In 1765, the painting was sold at an auction of the G. Van Oostrum collection in The Hague. It was later owned by William Craven, 2nd Earl of Craven and stored at Coombe Abbey in Coventry, England, and then purchased by Colnaghi & Scott. By 1864 it had been inherited by John Anthony Scott and his mother Caroline Colnaghi in London, and thence to Charles Roots in Hereford by 1922, who sold it that year to W. J. Davies. It was at this point that the painter was identified, a fact which had been lost over the prior centuries. Greville Phillips inherited it from Davies in 1929, and by 1931 it was in the Baliol Collection.

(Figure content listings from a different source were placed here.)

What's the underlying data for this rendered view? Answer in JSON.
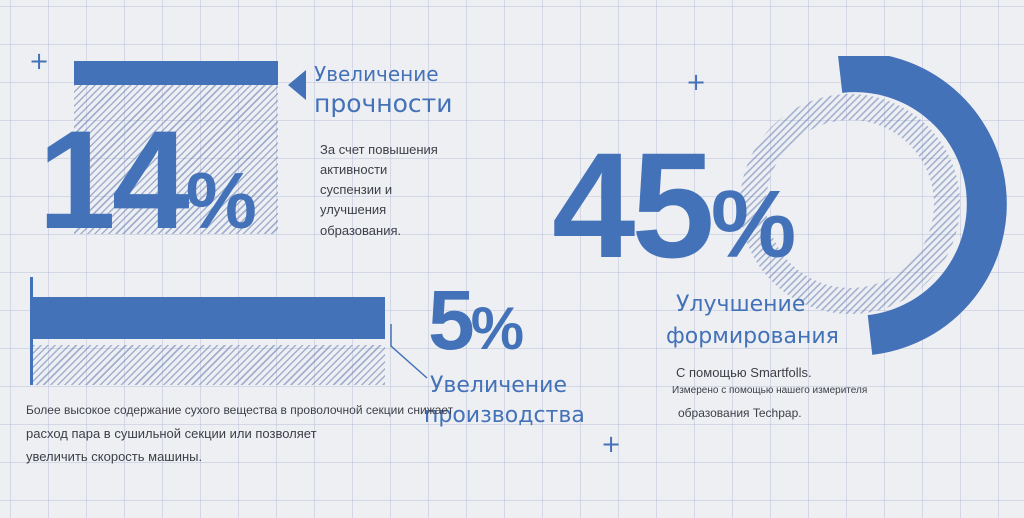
{
  "colors": {
    "accent": "#4472b8",
    "background": "#eeeff2",
    "text": "#3c3f48",
    "grid": "#aab2d2"
  },
  "icons": {
    "plus": "+"
  },
  "stat_strength": {
    "value": "14",
    "percent": "%",
    "title_line1": "Увеличение",
    "title_line2": "прочности",
    "desc_lines": [
      "За счет повышения",
      "активности",
      "суспензии и",
      "улучшения",
      "образования."
    ]
  },
  "stat_production": {
    "value": "5",
    "percent": "%",
    "title_line1": "Увеличение",
    "title_line2": "производства",
    "desc_lines": [
      "Более высокое содержание сухого вещества в проволочной секции снижает",
      "расход пара в сушильной секции или позволяет",
      "увеличить скорость машины."
    ]
  },
  "stat_formation": {
    "value": "45",
    "percent": "%",
    "title_line1": "Улучшение",
    "title_line2": "формирования",
    "desc_line1": "С помощью Smartfolls.",
    "desc_line2": "Измерено с помощью нашего измерителя",
    "desc_line3": "образования Techpap."
  }
}
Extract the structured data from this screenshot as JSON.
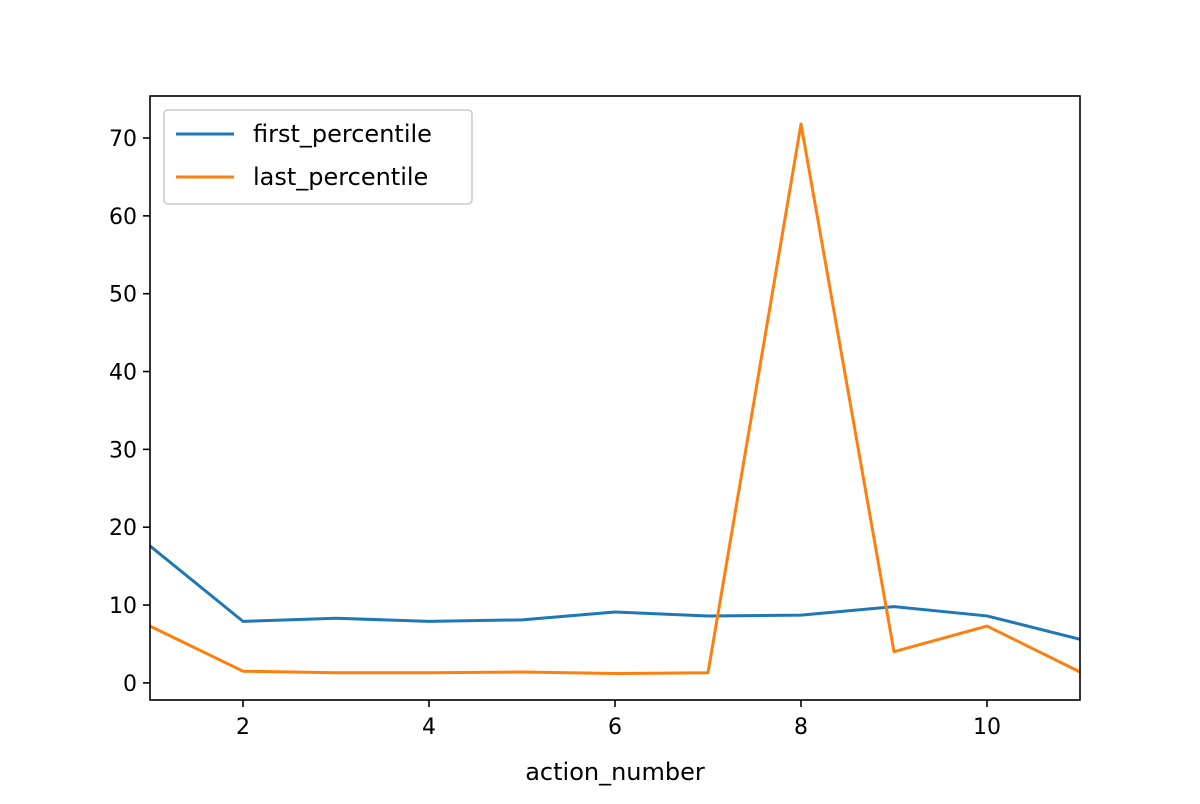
{
  "chart_data": {
    "type": "line",
    "title": "",
    "xlabel": "action_number",
    "ylabel": "",
    "xlim": [
      1,
      11
    ],
    "ylim": [
      -2.2,
      75.4
    ],
    "xticks": [
      2,
      4,
      6,
      8,
      10
    ],
    "yticks": [
      0,
      10,
      20,
      30,
      40,
      50,
      60,
      70
    ],
    "grid": false,
    "legend_position": "upper-left",
    "x": [
      1,
      2,
      3,
      4,
      5,
      6,
      7,
      8,
      9,
      10,
      11
    ],
    "series": [
      {
        "name": "first_percentile",
        "color": "#1f77b4",
        "values": [
          17.6,
          7.9,
          8.3,
          7.9,
          8.1,
          9.1,
          8.6,
          8.7,
          9.8,
          8.6,
          5.6
        ]
      },
      {
        "name": "last_percentile",
        "color": "#ff7f0e",
        "values": [
          7.3,
          1.5,
          1.3,
          1.3,
          1.4,
          1.2,
          1.3,
          71.8,
          4.0,
          7.3,
          1.4
        ]
      }
    ]
  }
}
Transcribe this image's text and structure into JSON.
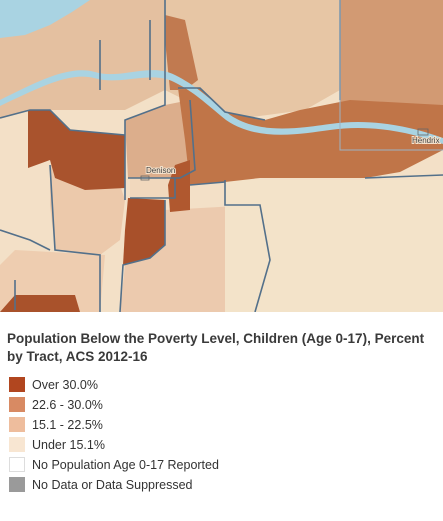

Subsequent owners included Francis A. Drey, and by 1954 Adolph Loewi, Inc. of Los Angeles, from whom the Saint Louis Art Museum purchased it.

== Style ==

Van Honthorst painted the portrait several years after he returned to Utrecht from Italy in 1620. In terms of style, the painting clearly shows the influence of Caravaggio, particularly in the use of chiaroscuro. The heavily lit face and cleavage of the woman contrast with an entirely dark background. Through an extremely skillful use of shadows and a balanced colour composition, the artist creates three-dimensionality and a sense of presence. The effect is strongly realistic, with a characteristic elegance, without rawness. As a painter, van Honthorst is considered a member of the Utrecht Caravaggism movement, of which this painting is a typical example.